Stop selling the sun to buy a candle. Break the cartel.

Internet access enables the constitutionally guaranteed rights to Free Expression and Access To Information and Freedom of Association. No price can be put on our basic rights – which by definition must be universal.

SA’s regulatory regime has failed to enable access to affordable internet because of an over reliance on the profit motivated private sector. The result has been cherry picking, super profits, and regressive anti-poor pricing structures. 

The primary obstacle to reaching universal internet access in South Africa is the cartel of network operators – MTN, Vodacom, Telkom, Cell C – that dominate mobile telecoms services.

The Competition Commission has found that cartel members have abused their positions to maximise profits and deny services to those without the income to pay as well as those who live in areas where the provision of network coverage is not profitable.

 ICASA’s regulatory regime has enabled and entrenched the cartel’s hold on the mobile internet. The first spectrum auction was yet another moment in the service of cartel interests

Enable the spectrum commons

We believe the current auction should be seen in the light of the sudden cancellation of the Wholesale Open-Access Network (WOAN) just before the last round of auctioning. The objective of the WOAN was to foster competition in the national telecoms market by lowering the entrance barrier for new participants. It was to do this by recognising that spectrum is a commons to be managed, rather than sold or leased on an exclusive basis.

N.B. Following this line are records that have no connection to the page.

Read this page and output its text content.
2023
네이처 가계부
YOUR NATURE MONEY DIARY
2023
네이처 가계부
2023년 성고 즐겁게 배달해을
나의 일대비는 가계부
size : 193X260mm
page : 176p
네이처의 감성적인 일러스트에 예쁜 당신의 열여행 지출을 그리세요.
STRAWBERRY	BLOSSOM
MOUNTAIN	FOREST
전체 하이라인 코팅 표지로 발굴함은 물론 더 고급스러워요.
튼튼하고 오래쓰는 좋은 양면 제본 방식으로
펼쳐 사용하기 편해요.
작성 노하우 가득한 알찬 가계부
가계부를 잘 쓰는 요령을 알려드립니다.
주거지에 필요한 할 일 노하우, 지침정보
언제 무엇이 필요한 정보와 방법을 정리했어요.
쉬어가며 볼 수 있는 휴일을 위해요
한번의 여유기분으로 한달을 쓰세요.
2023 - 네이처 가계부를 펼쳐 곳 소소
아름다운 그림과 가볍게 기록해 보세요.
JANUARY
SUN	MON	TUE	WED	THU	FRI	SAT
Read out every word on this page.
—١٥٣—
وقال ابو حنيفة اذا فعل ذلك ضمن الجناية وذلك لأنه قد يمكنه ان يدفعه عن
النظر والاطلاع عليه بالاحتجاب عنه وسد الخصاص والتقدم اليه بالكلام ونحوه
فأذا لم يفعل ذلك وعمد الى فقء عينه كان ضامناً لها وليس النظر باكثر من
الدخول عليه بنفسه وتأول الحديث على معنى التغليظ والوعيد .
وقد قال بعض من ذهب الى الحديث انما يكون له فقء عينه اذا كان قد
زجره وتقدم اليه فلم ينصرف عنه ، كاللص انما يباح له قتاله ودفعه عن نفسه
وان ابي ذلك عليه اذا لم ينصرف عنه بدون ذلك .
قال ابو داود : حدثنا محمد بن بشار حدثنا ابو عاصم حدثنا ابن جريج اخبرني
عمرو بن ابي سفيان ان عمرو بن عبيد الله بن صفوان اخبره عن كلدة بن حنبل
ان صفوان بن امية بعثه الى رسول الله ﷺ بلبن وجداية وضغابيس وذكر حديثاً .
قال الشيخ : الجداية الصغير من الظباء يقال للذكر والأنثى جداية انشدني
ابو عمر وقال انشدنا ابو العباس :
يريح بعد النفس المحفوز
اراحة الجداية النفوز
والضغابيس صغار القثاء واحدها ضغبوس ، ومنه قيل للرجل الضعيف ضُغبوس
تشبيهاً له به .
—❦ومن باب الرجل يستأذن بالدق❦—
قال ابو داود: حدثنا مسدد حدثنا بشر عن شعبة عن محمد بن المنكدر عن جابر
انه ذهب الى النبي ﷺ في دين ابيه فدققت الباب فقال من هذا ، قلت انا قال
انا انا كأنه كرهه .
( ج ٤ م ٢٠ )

By obliging cartel members to host Mobile Virtual Network Operators (MVNOs) and by providing for ad hoc and localised spectrum rights, the WOAN had the potential to allow new market entrants including community telecoms networks and, by increasing competition, to lower end-user prices. In the absence of a proper explanation by ICASA for its termination of the WOAN, we can only conclude that this threat to cartel profits was averted by backroom lobbying. The flippant statement by ICASA that in the only case where a WOAN had been tried (in Mexico) it had “failed,” is at best subjective and at worst, deceptive. Mexican community networks report that they are still participating in its structures, despite teething problems (from which ICASA and South African civil society could have learned, in order to avoid or mitigate them).

By ambushing us shortly before the last auction with the announcement that the WOAN had been scrapped, ICASA has presented a fait accompli that while probably indefensible in constitutional law, would require vast expense and disruption to reverse, as some portions of spectrum that were reserved for the WOAN are already in use by cartel members.
 In this context, we assert that the minimum acceptable course of action by ICASA in the final auction, is to recuperate some degree of a managed commons in the remaining spectrum lots. Proposals for doing this, drawing on international best practice, are contained in the submissions of progressive organisations such as the Association for Progressive Communication, so we will not repeat the details.